A two-digit number is 4 more than 6 times the sum of its digits.

Solution:

Let the digits at units and tens place of the given number be $x$ and $y$ respectively. Thus, the number is $10 y+x$.

The number is 4 more than 6 times the sum of the two digits. Thus, we have

$10 y+x=6(x+y)+4$

$\Rightarrow 10 y+x=6 x+6 y+4$

$\Rightarrow 6 x+6 y-10 y-x=-4$

 

$\Rightarrow 5 x-4 y=-4$

After interchanging the digits, the number becomes $10 x+y$.

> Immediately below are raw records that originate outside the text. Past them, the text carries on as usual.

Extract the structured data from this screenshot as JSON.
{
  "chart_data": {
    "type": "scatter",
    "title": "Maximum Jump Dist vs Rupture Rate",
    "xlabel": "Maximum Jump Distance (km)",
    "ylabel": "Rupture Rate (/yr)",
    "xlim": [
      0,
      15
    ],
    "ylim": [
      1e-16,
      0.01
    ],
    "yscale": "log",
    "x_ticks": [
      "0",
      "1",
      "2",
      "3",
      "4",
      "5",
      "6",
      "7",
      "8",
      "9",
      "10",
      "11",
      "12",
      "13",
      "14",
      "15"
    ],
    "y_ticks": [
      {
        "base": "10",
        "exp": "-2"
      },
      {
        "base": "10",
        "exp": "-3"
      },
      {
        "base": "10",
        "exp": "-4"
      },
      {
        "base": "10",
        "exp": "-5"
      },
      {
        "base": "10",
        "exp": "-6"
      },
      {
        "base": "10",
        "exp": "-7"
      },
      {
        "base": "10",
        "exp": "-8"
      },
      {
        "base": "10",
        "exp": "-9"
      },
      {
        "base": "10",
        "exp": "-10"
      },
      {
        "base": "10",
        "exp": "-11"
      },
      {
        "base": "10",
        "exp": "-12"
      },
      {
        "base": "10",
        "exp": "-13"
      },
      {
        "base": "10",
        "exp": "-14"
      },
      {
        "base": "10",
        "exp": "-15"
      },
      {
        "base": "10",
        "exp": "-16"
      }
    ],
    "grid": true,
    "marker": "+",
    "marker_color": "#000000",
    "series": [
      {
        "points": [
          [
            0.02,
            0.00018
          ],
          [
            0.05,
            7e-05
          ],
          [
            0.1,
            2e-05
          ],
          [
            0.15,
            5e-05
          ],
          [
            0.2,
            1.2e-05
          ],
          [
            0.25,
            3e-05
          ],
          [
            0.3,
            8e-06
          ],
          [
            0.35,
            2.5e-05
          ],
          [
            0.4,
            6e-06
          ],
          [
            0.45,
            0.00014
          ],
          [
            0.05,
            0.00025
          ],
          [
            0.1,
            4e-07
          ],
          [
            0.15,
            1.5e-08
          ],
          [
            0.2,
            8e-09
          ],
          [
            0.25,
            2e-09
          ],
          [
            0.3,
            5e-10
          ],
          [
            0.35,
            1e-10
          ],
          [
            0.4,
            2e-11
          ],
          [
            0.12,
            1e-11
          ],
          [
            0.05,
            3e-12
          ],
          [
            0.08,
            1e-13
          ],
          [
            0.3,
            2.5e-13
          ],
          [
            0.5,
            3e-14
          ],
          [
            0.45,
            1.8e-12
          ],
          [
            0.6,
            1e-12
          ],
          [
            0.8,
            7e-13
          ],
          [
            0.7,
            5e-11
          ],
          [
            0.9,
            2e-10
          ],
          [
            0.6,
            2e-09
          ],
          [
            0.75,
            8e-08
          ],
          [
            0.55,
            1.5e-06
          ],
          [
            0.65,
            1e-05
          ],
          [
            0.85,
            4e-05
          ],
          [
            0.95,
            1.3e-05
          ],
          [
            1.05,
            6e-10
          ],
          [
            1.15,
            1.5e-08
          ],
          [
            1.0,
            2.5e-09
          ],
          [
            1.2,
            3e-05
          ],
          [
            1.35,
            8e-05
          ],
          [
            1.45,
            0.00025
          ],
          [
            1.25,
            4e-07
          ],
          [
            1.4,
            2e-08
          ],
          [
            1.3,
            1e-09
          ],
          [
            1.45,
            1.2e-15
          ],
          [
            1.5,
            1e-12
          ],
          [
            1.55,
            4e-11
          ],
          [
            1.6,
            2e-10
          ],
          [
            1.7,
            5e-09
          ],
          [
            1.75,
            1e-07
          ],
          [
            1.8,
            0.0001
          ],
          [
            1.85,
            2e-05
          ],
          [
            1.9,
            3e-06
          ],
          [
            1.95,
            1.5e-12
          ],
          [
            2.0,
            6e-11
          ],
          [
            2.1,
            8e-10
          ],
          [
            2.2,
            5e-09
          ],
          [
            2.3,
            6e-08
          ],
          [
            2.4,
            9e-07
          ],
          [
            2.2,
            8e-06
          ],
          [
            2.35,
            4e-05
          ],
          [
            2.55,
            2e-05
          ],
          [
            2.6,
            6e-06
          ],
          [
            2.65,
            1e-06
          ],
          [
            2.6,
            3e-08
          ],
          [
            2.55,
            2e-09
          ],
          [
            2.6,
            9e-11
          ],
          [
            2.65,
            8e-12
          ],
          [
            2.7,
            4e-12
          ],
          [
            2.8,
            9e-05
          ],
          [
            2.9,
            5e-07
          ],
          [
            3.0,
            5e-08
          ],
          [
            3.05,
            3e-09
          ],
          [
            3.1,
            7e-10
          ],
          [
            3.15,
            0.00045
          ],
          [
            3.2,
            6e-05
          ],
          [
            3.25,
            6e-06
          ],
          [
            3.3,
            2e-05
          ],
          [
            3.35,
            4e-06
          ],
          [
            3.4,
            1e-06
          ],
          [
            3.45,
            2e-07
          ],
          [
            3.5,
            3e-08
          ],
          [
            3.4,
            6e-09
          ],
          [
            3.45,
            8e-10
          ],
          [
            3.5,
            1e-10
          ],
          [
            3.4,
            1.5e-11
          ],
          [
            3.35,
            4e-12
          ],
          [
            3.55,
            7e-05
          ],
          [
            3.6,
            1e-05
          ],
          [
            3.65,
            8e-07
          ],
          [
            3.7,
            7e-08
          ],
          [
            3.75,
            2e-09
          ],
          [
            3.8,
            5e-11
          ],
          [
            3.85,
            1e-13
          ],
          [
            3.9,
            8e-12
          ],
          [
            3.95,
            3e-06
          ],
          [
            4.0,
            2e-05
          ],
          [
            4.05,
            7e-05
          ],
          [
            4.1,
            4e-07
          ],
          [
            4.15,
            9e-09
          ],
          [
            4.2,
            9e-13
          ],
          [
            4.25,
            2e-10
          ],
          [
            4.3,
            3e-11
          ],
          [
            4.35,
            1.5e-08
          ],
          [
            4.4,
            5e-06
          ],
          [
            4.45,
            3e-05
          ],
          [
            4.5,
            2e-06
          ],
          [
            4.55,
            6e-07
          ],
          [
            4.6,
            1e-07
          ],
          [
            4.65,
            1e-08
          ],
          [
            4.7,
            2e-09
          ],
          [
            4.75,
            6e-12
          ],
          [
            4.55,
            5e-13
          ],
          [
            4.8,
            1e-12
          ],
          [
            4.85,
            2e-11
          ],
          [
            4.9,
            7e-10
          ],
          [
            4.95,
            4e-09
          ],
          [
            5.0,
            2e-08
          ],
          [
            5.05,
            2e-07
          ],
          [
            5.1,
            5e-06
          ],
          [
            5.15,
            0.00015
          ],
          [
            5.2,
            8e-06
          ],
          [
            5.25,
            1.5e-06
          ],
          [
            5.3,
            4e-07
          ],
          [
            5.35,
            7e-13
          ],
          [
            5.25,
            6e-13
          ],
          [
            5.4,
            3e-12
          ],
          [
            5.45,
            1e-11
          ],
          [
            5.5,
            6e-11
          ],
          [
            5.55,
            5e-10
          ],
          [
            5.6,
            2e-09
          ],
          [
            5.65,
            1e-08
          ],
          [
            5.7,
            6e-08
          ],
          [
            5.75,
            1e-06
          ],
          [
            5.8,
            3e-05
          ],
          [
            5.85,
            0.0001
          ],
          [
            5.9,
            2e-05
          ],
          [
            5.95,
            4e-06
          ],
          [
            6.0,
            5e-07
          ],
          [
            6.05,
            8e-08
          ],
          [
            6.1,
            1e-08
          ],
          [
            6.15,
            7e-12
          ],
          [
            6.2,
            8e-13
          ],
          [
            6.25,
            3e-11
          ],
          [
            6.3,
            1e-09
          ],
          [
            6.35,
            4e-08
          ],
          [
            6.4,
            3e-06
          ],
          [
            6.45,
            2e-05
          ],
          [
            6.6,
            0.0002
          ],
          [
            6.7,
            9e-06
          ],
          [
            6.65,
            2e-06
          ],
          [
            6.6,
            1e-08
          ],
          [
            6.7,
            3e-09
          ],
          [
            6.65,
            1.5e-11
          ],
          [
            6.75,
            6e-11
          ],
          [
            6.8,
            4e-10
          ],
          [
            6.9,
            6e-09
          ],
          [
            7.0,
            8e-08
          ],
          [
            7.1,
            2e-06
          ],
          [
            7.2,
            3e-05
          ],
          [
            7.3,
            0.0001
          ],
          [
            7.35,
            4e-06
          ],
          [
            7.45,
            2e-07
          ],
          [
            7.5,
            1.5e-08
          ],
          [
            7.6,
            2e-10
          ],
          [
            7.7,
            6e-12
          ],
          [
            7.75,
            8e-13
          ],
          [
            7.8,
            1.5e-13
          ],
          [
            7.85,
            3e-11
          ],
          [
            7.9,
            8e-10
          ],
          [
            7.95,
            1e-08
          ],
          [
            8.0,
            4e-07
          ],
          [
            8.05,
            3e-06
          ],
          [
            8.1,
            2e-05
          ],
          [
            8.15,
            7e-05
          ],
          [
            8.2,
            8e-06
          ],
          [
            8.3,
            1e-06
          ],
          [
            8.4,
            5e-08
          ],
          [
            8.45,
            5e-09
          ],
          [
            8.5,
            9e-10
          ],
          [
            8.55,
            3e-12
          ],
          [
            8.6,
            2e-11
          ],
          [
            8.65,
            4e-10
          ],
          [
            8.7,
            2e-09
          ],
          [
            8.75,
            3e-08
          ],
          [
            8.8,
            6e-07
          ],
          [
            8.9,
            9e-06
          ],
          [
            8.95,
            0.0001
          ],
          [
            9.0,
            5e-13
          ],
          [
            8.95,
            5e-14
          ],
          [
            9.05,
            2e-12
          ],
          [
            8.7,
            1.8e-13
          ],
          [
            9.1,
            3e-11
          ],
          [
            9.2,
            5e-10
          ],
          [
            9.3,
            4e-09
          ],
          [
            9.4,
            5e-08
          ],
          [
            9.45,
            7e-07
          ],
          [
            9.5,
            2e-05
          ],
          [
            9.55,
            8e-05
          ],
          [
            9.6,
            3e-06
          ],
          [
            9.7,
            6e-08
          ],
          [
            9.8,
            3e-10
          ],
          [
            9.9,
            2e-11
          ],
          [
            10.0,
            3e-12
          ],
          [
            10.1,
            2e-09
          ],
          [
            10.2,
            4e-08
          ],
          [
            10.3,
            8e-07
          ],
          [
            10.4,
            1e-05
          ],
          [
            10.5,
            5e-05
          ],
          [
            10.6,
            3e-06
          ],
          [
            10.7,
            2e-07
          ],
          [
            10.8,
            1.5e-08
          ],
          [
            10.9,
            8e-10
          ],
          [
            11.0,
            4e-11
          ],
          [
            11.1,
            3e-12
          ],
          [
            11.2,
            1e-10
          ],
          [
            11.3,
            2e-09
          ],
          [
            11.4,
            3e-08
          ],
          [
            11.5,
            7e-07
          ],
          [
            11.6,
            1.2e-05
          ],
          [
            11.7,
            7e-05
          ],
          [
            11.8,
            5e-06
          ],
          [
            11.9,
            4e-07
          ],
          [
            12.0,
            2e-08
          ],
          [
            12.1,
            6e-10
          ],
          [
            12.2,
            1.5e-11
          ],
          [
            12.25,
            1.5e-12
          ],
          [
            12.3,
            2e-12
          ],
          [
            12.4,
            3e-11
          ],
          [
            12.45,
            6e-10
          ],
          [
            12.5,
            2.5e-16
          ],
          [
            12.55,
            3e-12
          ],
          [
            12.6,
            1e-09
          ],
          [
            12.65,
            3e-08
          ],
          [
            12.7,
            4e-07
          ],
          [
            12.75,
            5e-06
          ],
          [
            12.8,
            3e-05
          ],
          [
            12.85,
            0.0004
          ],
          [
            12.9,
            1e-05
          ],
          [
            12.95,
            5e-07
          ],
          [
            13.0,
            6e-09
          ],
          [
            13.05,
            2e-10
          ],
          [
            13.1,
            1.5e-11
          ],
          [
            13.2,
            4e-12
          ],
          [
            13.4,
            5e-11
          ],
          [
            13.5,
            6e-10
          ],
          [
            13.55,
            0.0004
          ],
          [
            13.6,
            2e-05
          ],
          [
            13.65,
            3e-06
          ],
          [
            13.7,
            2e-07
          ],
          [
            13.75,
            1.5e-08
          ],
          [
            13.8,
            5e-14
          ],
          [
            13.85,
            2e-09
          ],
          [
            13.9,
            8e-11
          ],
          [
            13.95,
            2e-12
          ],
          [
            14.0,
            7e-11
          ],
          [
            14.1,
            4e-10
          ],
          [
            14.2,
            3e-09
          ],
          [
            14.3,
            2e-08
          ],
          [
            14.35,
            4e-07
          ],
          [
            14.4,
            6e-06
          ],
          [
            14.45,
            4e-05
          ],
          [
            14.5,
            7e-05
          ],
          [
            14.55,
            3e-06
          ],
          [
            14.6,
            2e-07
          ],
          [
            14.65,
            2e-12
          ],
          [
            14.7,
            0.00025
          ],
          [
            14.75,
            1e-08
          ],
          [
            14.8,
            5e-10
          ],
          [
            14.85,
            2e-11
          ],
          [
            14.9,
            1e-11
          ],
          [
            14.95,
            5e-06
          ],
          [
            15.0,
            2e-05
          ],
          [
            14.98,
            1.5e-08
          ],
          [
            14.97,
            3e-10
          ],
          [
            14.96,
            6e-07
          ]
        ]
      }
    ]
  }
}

If 18 is subtracted from the number, the digits are reversed. Thus, we have

$(10 y+x)-18=10 x+y$

$\Rightarrow 10 x+y-10 y-x=-18$

$\Rightarrow 9 x-9 y=-18$

 

$\Rightarrow 9(x-y)=-18$

$\Rightarrow x-y=-\frac{18}{9}$

$\Rightarrow x-y=-2$

So, we have the systems of equations

$5 x-4 y=-4$

 

$x-y=-2$

Here x and y are unknowns. We have to solve the above systems of equations for x and y.

Multiplying the second equation by 5 and then subtracting from the first, we have

$(5 x-4 y)-(5 x-5 y)=-4-(-2 \times 5)$

$\Rightarrow 5 x-4 y-5 x+5 y=-4+10$

$\Rightarrow y=6$

Substituting the value of y in the second equation, we have

$x-6=-2$

$\Rightarrow x=6-2$

$\Rightarrow x=4$

Hence, the number is $10 \times 6+4=64$.